Daily Archives: February 28, 2021

IPv6 LAN Network Address Translation (NAT) on OPNSENSE

Legacy IPv4 network space is exhausted, and new internet service providers like T-mobile 5G home internet run an IPv6 only network.

Sometimes you can’t use the IPv6 addresses due to your ISP not being mature enough to provide IPv6 prefix delegation in combination with the lack of advanced features on the T-mobile 5G home router like ‘bridge mode’ you may be stuck with a double NAT situation.

In 2021, I would say that implementing IPv6 on your network is almost mandatory. Major service providers like Netflix, Google, Cloudflare and others operate dual-stack networks.

I’ll admit that my home network running OPNsense firewall has had IPv6 disabled to avoid complexities since only 30% of the internet uses IPv6 today. However, I decided that its time to try to fix this since I wanted all my devices on my network to be able to pass IPv6 readiness tests like http://ipv6-test.com and http://test-ipv6.com.

Internet Service Provider (ISP) addresses

Router: Nokia 5G Fastmile (T-mobile home internet)
Provides all direct-connected devices with a NAT IPv4 addresses in the range of 192.168.12.0/24.

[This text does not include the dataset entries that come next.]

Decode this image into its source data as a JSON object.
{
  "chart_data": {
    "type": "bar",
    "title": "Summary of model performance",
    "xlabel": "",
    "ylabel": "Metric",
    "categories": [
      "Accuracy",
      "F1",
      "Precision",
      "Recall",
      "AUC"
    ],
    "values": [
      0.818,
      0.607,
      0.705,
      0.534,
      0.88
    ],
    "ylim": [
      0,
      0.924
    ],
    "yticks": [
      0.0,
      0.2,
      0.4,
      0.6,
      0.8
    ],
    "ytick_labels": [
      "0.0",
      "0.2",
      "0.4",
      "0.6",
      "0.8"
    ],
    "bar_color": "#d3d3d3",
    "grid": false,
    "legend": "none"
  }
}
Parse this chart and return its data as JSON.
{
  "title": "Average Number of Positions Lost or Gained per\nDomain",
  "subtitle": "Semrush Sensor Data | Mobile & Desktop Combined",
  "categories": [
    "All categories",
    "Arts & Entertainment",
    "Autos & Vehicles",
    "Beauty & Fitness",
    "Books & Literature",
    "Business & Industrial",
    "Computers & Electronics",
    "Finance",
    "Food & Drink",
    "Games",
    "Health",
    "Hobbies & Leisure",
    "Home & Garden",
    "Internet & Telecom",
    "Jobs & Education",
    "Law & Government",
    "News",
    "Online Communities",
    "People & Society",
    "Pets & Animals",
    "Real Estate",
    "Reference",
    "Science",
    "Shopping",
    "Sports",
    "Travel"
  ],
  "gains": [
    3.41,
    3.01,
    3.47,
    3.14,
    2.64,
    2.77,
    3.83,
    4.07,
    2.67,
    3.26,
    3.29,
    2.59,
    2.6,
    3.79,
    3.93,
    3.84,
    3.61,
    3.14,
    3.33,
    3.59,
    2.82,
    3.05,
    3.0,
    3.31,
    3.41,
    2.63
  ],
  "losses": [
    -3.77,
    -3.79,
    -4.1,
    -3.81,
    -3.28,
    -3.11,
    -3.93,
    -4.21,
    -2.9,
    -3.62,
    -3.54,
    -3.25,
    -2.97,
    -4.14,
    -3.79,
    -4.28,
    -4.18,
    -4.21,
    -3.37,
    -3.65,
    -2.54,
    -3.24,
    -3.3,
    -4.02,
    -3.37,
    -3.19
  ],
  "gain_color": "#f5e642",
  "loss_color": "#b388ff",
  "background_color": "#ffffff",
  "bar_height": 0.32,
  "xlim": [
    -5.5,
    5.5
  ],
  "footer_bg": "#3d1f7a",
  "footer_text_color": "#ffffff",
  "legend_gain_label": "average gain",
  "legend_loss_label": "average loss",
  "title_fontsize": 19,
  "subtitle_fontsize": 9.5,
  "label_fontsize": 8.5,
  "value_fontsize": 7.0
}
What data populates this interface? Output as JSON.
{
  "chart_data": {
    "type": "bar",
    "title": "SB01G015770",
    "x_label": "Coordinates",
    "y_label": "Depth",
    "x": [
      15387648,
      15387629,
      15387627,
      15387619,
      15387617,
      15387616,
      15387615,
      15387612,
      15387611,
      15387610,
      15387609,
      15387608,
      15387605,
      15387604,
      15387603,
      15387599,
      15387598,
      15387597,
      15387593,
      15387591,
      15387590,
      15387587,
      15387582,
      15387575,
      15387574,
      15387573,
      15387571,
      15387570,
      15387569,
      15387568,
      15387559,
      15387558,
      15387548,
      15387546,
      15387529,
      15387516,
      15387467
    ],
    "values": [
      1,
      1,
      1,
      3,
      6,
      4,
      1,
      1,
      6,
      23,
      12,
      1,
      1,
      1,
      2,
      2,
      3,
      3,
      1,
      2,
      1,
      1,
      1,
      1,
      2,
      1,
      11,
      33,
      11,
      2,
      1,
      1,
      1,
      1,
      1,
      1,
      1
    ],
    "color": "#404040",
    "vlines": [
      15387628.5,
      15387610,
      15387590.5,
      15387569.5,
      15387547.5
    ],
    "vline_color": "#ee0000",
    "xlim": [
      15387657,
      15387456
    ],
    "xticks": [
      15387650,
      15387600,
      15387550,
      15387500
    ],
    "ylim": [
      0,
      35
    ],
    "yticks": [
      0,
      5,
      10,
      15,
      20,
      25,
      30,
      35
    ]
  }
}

IPv6 addresses are from the public unicast T-mobile segment assigned to your router, however T-mobile IPv6 network does heavy inbound packet filtering. You won’t be able to ping or access your public unicast IPv6 addresses from anywhere (sucks right?) 

To configure a dual-stack local area network in OPNSENSE, assume you have a ‘fresh install’ which already has IPv6 enabled on the system.

  1. Configure your WAN interface to obtain DHCPv6 addresses.
  2. Configure your LAN interface to Static IPv6
    1. assign static IPv6 of fdde:5453:540e:ff12::1
  3. Configure your LAN DHCPv6 service to this range
    1. range start: fdde:5453:540e:ff12::2
    2. range end: fdde:5453:540e:ff12:ffff:ffff:ffff:ffff
  4. Configure Firewall > NAT > Outbound
    1. set to ‘hybrid’
    2. Add manual rule
      1. interface WAN
      2. Version IPv6
      3. protocol any
      4. source LAN
      5. destination any
      6. translation target WAN address
  5. Configure Services > Router Advertisement LAN
    1. From ‘disabled’ to ‘Assisted’
  6. Save all settings and ensure all services are restarted.

Your clients on LAN should now get a local IPv6 address from DHCPv6, the outbound NAT rule should allow you to pass the IPv6 tests and communicate with IPv6 internet hosts via the single IPv6 WAN address that the T-mobile home router gives out.

I’m hoping that T-mobile becomes a more mature ISP in the future, while speeds are great there are several shortcomings to relying on 5G Home internet service for home use. These problems don’t exist in Comcast and AT&T Fiber:
– IPv6 Prefix Delegation (PD) so you can subnet all your networks.
– Packet filtering that you can’t disable or manage yourself. On AT&T fiber and comcast you can host your own remotely accessible VPN server. Not on T-mobile so beware if that’s your use case.